Aaaaah Véronique

Philippe Cornet
Philippe Cornet Journaliste musique

Quarante ans après sa sortie initiale, le premier album de Véronique Sanson, réédité avec bonus, reste toujours d’une inusable mélancolie. Amoureuse un jour, amoureuse toujours ?

Cela devait être au milieu des années 1990, à Forest-National : on assistait au concert confondant de Véronique Sanson, visiblement ivre, à côté de la plaque, à côté de ses chansons où, ô ironie, elle ne cessait de raconter le mal de vivre et les aléas de l’amour. Depuis lors, la fille d’un couple de résistants – prénommée Véronique en raison du V de la victoire de 1945 – a parlé publiquement de son parcours compliqué, bio à fleur de peau où l’alcool ne dissipera jamais vraiment les douleurs. Si la plupart des artistes souffrent de nausées sentimentales, celles de Sanson contrastent avec une image de femme irradiant une forme de pureté. C’est l’impression donnée par son apparition au début des années 1970 : la frange blonde charnelle, un visage de lumière nordique, une silhouette adolescente et un sourire à faire fondre les étoiles.

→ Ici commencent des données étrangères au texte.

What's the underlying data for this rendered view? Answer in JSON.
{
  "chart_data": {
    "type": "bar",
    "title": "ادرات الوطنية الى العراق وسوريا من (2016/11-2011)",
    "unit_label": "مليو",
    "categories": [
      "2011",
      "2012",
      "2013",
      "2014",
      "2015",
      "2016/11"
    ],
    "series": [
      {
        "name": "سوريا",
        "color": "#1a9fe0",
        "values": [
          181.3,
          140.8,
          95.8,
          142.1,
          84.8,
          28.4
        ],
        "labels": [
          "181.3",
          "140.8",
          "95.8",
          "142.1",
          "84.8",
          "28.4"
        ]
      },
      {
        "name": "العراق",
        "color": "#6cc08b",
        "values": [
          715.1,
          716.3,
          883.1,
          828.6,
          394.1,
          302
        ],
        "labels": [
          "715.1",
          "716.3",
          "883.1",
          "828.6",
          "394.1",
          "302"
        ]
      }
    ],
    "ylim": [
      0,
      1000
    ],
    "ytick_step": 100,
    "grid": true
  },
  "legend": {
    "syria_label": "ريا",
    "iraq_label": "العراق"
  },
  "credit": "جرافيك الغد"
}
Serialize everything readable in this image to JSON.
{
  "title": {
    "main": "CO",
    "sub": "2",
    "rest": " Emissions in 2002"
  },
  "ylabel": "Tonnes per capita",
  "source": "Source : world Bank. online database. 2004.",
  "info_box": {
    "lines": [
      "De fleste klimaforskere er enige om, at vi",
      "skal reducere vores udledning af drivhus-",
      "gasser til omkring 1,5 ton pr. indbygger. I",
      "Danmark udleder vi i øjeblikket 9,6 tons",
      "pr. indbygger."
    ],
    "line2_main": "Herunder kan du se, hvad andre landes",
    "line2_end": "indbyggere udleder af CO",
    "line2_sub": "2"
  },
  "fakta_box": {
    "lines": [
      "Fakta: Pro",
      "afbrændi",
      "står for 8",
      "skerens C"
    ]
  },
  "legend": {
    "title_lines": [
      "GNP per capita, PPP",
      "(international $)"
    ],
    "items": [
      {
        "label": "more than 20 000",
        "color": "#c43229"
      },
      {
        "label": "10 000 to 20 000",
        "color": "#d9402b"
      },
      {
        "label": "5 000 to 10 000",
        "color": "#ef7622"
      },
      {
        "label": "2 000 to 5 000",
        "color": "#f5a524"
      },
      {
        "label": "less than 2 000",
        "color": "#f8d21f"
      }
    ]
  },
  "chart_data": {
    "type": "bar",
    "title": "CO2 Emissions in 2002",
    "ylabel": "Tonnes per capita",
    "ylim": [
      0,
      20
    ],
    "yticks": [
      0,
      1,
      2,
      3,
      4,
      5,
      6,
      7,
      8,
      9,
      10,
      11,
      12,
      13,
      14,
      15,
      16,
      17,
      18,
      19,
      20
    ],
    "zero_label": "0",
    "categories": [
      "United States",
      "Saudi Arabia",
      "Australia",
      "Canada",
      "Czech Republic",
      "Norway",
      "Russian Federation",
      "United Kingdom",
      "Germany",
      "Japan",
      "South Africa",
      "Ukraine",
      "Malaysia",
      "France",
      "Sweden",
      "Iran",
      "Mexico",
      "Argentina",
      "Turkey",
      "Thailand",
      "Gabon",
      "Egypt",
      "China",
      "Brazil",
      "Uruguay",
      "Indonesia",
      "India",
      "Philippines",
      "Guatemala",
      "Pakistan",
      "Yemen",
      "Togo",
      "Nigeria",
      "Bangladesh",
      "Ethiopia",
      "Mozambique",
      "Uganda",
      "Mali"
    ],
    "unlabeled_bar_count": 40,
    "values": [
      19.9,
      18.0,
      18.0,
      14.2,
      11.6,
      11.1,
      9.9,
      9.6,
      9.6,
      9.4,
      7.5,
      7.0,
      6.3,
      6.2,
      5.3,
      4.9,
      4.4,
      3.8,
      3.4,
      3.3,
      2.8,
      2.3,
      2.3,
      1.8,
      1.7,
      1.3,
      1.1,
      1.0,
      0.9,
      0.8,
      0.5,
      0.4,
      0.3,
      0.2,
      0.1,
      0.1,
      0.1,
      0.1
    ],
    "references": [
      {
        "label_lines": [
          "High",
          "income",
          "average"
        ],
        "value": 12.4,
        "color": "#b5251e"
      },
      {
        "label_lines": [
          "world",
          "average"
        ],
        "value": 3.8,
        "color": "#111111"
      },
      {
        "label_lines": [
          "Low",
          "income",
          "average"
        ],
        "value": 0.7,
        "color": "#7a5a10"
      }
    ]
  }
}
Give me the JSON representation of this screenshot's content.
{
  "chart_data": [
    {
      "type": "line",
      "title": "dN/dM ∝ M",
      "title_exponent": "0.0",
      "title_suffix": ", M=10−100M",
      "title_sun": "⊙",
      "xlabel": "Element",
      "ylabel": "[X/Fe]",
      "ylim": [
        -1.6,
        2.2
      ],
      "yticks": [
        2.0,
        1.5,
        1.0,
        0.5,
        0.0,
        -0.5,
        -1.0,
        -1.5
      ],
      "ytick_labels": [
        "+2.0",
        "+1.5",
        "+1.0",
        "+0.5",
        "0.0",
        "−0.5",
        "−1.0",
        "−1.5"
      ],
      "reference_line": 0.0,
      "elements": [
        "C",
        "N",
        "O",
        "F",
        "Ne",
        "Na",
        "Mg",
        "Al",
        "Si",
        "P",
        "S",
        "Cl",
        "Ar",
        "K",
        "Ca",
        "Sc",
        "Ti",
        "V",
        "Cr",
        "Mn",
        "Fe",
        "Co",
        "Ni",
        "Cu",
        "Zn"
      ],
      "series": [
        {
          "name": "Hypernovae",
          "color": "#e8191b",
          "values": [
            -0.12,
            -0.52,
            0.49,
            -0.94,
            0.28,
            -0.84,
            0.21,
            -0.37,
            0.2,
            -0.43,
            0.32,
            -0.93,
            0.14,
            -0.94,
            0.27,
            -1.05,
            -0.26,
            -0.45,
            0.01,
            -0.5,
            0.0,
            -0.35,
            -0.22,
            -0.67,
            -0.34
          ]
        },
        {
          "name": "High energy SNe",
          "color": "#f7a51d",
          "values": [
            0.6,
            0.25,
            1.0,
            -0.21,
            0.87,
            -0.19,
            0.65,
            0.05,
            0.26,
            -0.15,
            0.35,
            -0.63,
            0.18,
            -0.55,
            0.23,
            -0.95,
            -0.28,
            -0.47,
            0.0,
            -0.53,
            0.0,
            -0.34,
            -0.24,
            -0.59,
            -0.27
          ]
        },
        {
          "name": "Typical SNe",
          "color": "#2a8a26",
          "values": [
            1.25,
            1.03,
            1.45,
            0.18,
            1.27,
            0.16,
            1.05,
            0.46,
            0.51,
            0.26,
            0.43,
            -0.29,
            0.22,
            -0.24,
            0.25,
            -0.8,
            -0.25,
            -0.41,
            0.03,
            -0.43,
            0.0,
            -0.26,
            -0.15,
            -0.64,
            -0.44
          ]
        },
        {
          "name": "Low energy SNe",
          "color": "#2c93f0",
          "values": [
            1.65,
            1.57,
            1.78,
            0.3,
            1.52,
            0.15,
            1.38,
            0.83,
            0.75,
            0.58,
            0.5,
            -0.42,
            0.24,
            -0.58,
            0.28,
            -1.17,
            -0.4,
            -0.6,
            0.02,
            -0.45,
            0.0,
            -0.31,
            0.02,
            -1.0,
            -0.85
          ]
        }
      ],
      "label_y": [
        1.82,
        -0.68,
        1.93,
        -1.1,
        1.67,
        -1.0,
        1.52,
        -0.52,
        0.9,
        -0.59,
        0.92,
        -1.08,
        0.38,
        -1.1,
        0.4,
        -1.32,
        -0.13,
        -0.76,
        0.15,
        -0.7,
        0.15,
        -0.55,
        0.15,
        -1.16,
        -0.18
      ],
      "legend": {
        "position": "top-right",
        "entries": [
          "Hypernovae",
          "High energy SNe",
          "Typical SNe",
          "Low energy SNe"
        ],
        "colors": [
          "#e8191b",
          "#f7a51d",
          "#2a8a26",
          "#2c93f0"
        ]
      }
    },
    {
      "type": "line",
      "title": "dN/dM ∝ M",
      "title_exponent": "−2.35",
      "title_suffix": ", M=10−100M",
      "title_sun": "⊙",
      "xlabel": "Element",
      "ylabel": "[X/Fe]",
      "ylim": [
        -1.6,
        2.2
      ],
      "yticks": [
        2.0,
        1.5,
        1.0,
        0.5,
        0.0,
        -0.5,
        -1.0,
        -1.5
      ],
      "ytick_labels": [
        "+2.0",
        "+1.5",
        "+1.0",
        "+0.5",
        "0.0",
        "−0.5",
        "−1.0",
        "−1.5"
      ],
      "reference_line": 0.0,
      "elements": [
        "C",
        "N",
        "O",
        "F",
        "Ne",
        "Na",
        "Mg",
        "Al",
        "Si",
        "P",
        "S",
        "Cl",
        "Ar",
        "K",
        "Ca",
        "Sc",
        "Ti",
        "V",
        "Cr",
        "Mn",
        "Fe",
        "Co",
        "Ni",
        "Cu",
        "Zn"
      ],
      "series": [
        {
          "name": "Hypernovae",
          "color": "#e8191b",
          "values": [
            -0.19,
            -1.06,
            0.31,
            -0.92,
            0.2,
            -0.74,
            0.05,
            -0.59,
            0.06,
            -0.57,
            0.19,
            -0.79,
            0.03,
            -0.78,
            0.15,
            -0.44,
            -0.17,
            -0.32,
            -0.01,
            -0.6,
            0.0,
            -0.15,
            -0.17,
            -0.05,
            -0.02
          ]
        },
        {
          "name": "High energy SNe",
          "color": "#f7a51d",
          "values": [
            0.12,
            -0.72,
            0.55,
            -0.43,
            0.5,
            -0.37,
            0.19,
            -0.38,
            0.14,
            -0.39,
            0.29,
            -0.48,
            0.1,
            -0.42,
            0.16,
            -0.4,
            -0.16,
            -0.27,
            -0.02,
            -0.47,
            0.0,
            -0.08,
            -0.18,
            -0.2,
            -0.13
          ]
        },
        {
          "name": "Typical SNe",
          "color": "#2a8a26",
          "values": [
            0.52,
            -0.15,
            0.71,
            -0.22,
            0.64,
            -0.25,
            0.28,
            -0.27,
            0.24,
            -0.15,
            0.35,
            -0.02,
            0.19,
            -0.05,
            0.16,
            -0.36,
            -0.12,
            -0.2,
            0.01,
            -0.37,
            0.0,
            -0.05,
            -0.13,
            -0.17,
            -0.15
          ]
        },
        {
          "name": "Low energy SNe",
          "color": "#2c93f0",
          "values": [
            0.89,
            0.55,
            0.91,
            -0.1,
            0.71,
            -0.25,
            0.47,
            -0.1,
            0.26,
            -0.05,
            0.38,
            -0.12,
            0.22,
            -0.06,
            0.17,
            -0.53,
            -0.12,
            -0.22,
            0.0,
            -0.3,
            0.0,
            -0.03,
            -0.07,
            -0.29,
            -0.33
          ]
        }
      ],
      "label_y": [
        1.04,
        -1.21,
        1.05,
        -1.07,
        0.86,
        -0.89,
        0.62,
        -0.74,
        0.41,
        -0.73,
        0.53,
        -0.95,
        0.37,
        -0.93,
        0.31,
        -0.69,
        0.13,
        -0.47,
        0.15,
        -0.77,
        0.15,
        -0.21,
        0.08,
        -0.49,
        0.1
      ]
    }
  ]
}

Après quelques tentatives de chanson sans lendemain, la voilà musicalement associée à Michel Berger, qui partage également sa vie. Engagé comme producteur-maison chez Warner Music, Berger chaperonne Amoureuse, paru en 1972. Le public découvre alors une voix, une présence et un sens du spleen, inédits jusque-là en terre de France, même si au rayon masculin, il y a déjà eu les trémolos de Julien Clerc. La Sanson de 23 ans possède le vibrato absolu : sur cet album inaugural, la chanteuse donne l’impression de subir une réverbération naturelle qui l’empêche de finir ses phrases autrement qu’en syllabes ondulantes.  » Et je sens la fièvre qui me mo-oo-oo-oo-oo-oo-rd/Sans que j’aie l’ombre d’un remo-oo-oo-oo-oo-rds. « Ce phrasé si particulier – cousin de celui de Berger – sera sa marque de fabrique au même titre que les ballades imprégnées d’un piano sentimental retenant les arpèges de Bach et Chopin. Le tout égrené de quelques notes de guitare pop et d’une théâtralité indéniablement héritée de Barbara.

Auteur-compositeur, Sanson crée sur Amoureuse plusieurs moments d’envergure : la plage titulaire bien sûr, mais aussi L’irréparable, Louis, et deux titres devenant des standards instantanés, Mariavah et ce sublime Bahia où elle dit son désir de fuite vers un éden d’amour ultime. Comme la fiction-chanson n’est jamais loin de la réalité, après un second album en team, Sanson quittera brusquement Michel Berger – prétextant aller chercher des cigarettes…- pour vivre une intense romance avec la star américaine Stephen Stills. Trahison enfantant par la suite, de part et d’autre, des chansons tristes.

Cette réédition n’est pas sans bonus : un Amoureuse mené en duo hiératique avec Fanny Ardant, et puis des versions anglaise, allemande, espagnole et italienne, d’extraits de ce premier disque. Plus substantiel : les 12 maquettes originales des titres de l’album, déjà totalement imprégnées de l’univers de Sanson, révèlent aussi le travail ultérieur accompli par le producteur Berger et son magnifique arrangeur, Michel Bernholc.

En complément, un DVD bouclé au Cirque royal de Bruxelles en décembre 2011, montre que la désormais blonde sexagénaire, n’a rien perdu de son désir volcanique de musique. Même si l’incandescence mélancolique d’ Amoureuse restera un moment d’exception.

CD/DVD Amoureuse (1972-2012), chez Warner.